Contact: Candice Johnson, Communications Director, 202-434-1347 or Chuck Porcari, 202-434-1121

For release April 27, 2010

Communications Workers of America Proposes “Middle Ground” To Protect an Open Internet

Washington, D.C. – The Communications Workers of America today mapped out a middle course for the Federal Communications Commission to follow in crafting rules to protect an open and free internet.

In reply comments submitted to the FCC’s Open Internet Proceeding, the CWA noted that the FCC’s National Broadband Plan sets ambitious broadband deployment goals to bring our nation’s infrastructure to global standards, which will be financed mostly with private capital. Therefore, as the Commission crafts open Internet rules, it can, and should, chart a middle course by adopting rules that will maintain a free and open Internet while preserving adequate incentives to promote job-creating investment in innovative broadband networks.

CWA pointed out that network providers made capital investments of more than 11 times that of application providers in 2008 and 2009, and employed almost ten times more Americans in good-paying family supporting jobs than the application providers.

CWA also said network providers must have the flexibility they need to manage and innovate over their networks. In turn, consumers should be protected from “unjust and unreasonable” discrimination on the Internet. Such a standard would protect consumers’ ability to access all legal content on the Internet without foreclosing their ability to experience the specialized quality of service needed for telemedicine, distance learning, public safety, entertainment and other purposes.

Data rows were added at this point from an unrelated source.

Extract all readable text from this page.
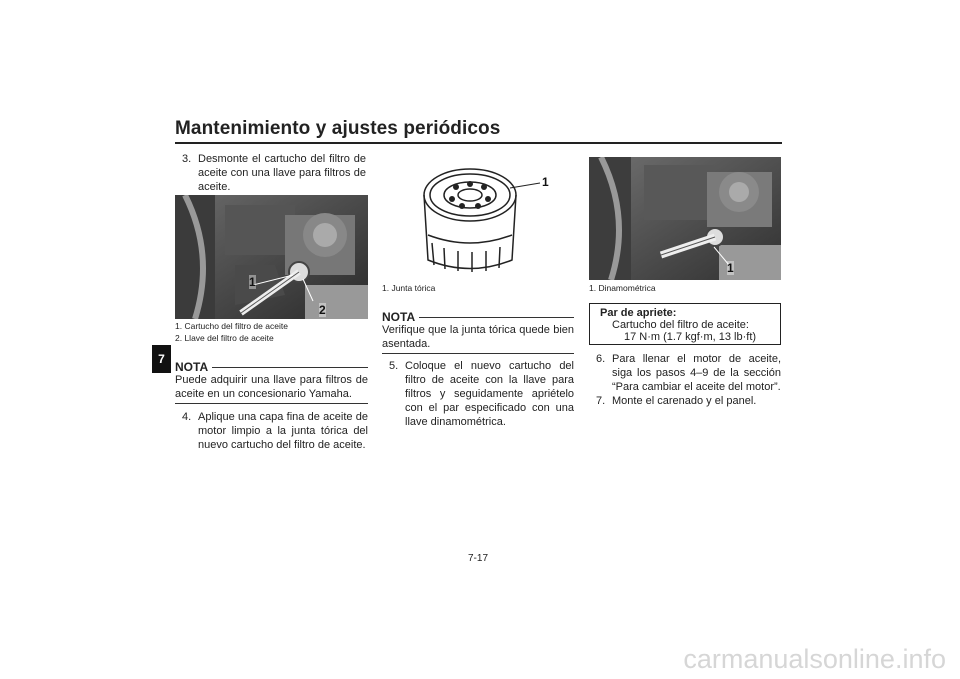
Mantenimiento y ajustes periódicos
7
3. Desmonte el cartucho del filtro de aceite con una llave para filtros de aceite.
1
2
1. Cartucho del filtro de aceite
2. Llave del filtro de aceite
NOTA
Puede adquirir una llave para filtros de aceite en un concesionario Yamaha.
4. Aplique una capa fina de aceite de motor limpio a la junta tórica del nuevo cartucho del filtro de aceite.
1
1. Junta tórica
NOTA
Verifique que la junta tórica quede bien asentada.
5. Coloque el nuevo cartucho del filtro de aceite con la llave para filtros y seguidamente apriételo con el par especificado con una llave dinamométrica.
1
1. Dinamométrica
Par de apriete:
Cartucho del filtro de aceite:
17 N·m (1.7 kgf·m, 13 lb·ft)
6. Para llenar el motor de aceite, siga los pasos 4–9 de la sección “Para cambiar el aceite del motor”.
7. Monte el carenado y el panel.
7-17
carmanualsonline.info
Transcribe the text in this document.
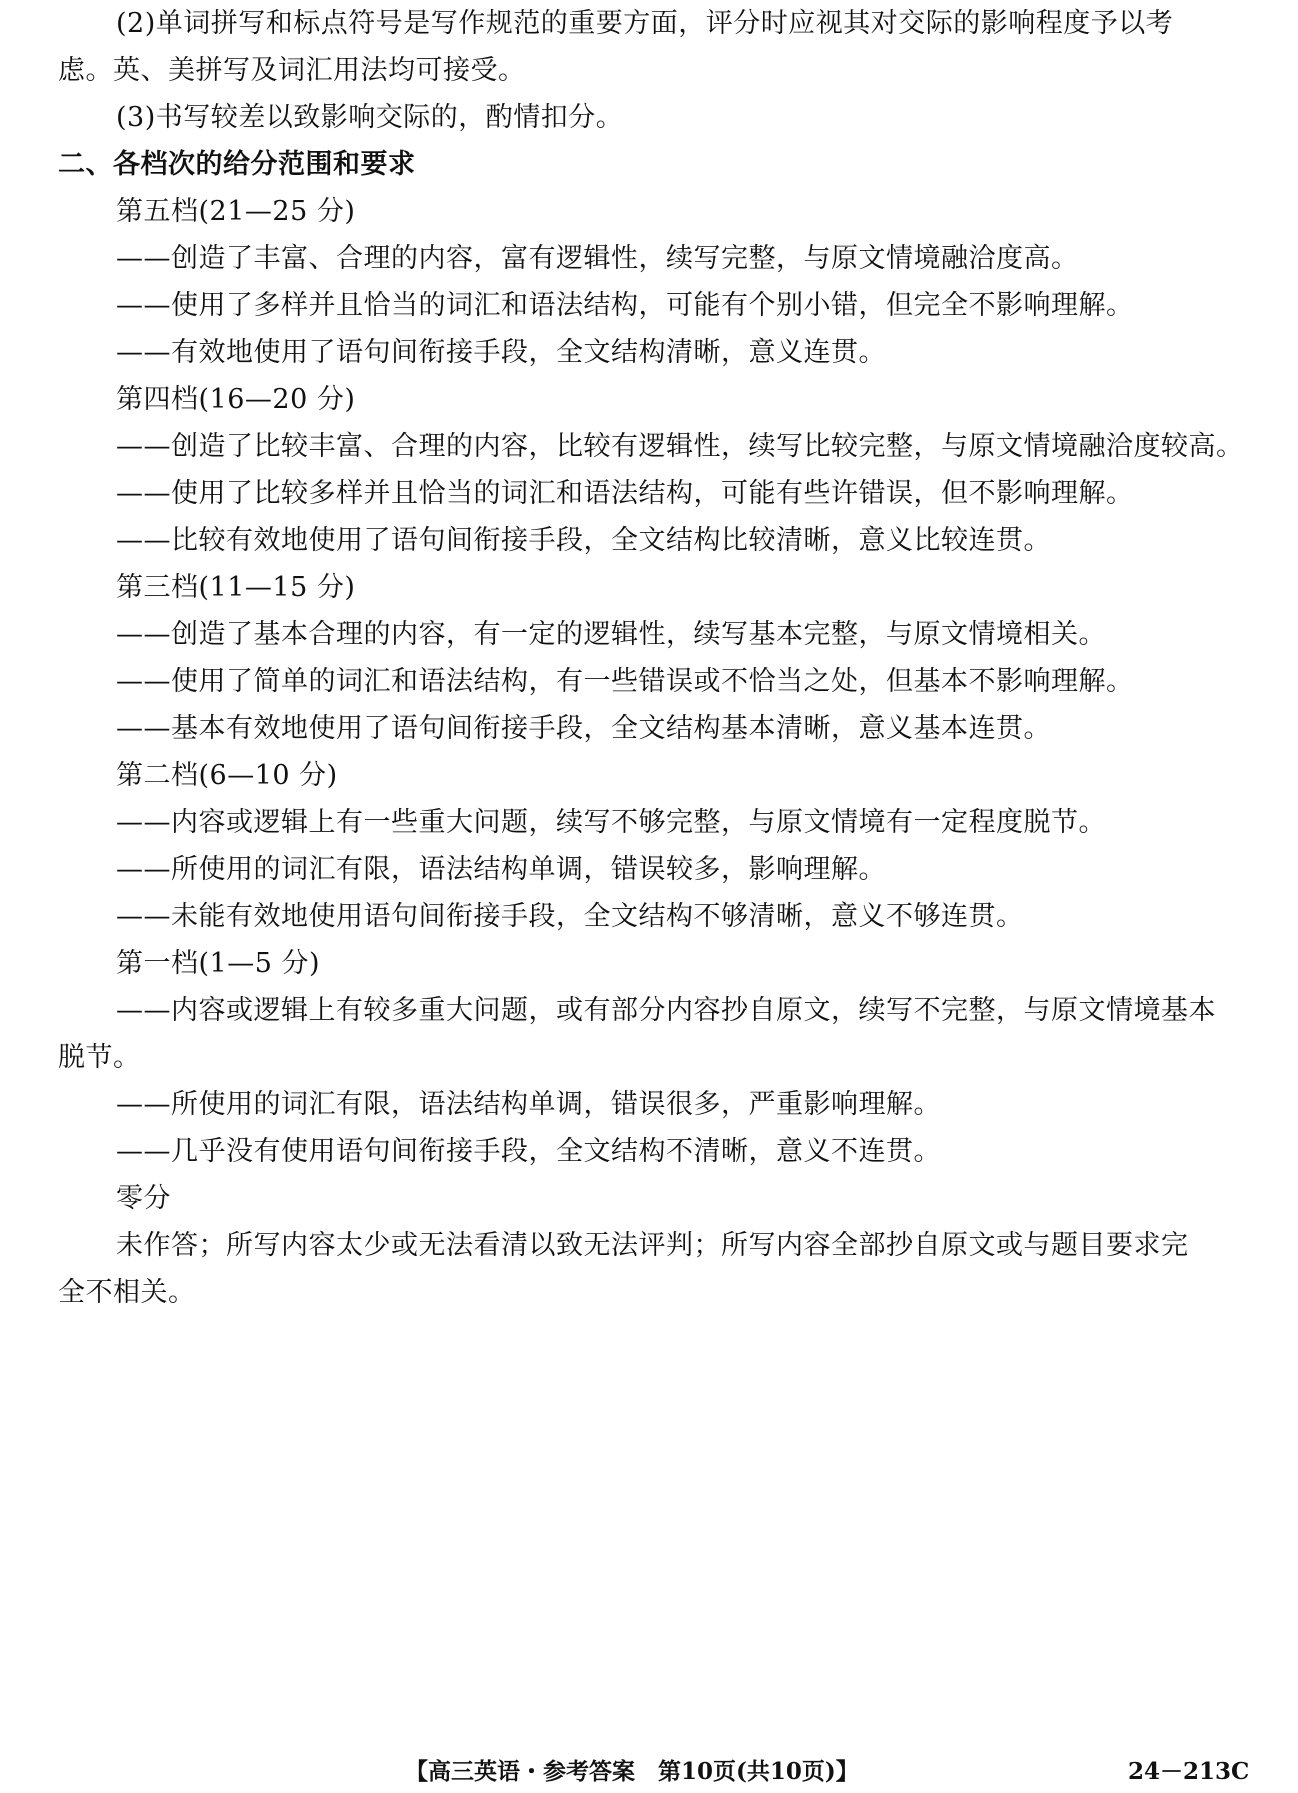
(2)单词拼写和标点符号是写作规范的重要方面，评分时应视其对交际的影响程度予以考
虑。英、美拼写及词汇用法均可接受。
(3)书写较差以致影响交际的，酌情扣分。
二、各档次的给分范围和要求
第五档(21—25 分)
——创造了丰富、合理的内容，富有逻辑性，续写完整，与原文情境融洽度高。
——使用了多样并且恰当的词汇和语法结构，可能有个别小错，但完全不影响理解。
——有效地使用了语句间衔接手段，全文结构清晰，意义连贯。
第四档(16—20 分)
——创造了比较丰富、合理的内容，比较有逻辑性，续写比较完整，与原文情境融洽度较高。
——使用了比较多样并且恰当的词汇和语法结构，可能有些许错误，但不影响理解。
——比较有效地使用了语句间衔接手段，全文结构比较清晰，意义比较连贯。
第三档(11—15 分)
——创造了基本合理的内容，有一定的逻辑性，续写基本完整，与原文情境相关。
——使用了简单的词汇和语法结构，有一些错误或不恰当之处，但基本不影响理解。
——基本有效地使用了语句间衔接手段，全文结构基本清晰，意义基本连贯。
第二档(6—10 分)
——内容或逻辑上有一些重大问题，续写不够完整，与原文情境有一定程度脱节。
——所使用的词汇有限，语法结构单调，错误较多，影响理解。
——未能有效地使用语句间衔接手段，全文结构不够清晰，意义不够连贯。
第一档(1—5 分)
——内容或逻辑上有较多重大问题，或有部分内容抄自原文，续写不完整，与原文情境基本
脱节。
——所使用的词汇有限，语法结构单调，错误很多，严重影响理解。
——几乎没有使用语句间衔接手段，全文结构不清晰，意义不连贯。
零分
未作答；所写内容太少或无法看清以致无法评判；所写内容全部抄自原文或与题目要求完
全不相关。
【高三英语・参考答案　第10页(共10页)】	24－213C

CWA noted that while the recent Comcast decision may affect the FCC’s legal reasoning in this proceeding, the court’s decision does not affect the soundness of the policies the Commission must employ to adopt the proposed rules. In the meantime, the CWA is urging industry to agree voluntarily to the FCC’s existing four Internet Principles, as well as a fifth regarding transparency that would require providers to report the actual speeds, reliability, contract terms, privacy policies, service limits and traffic management policies.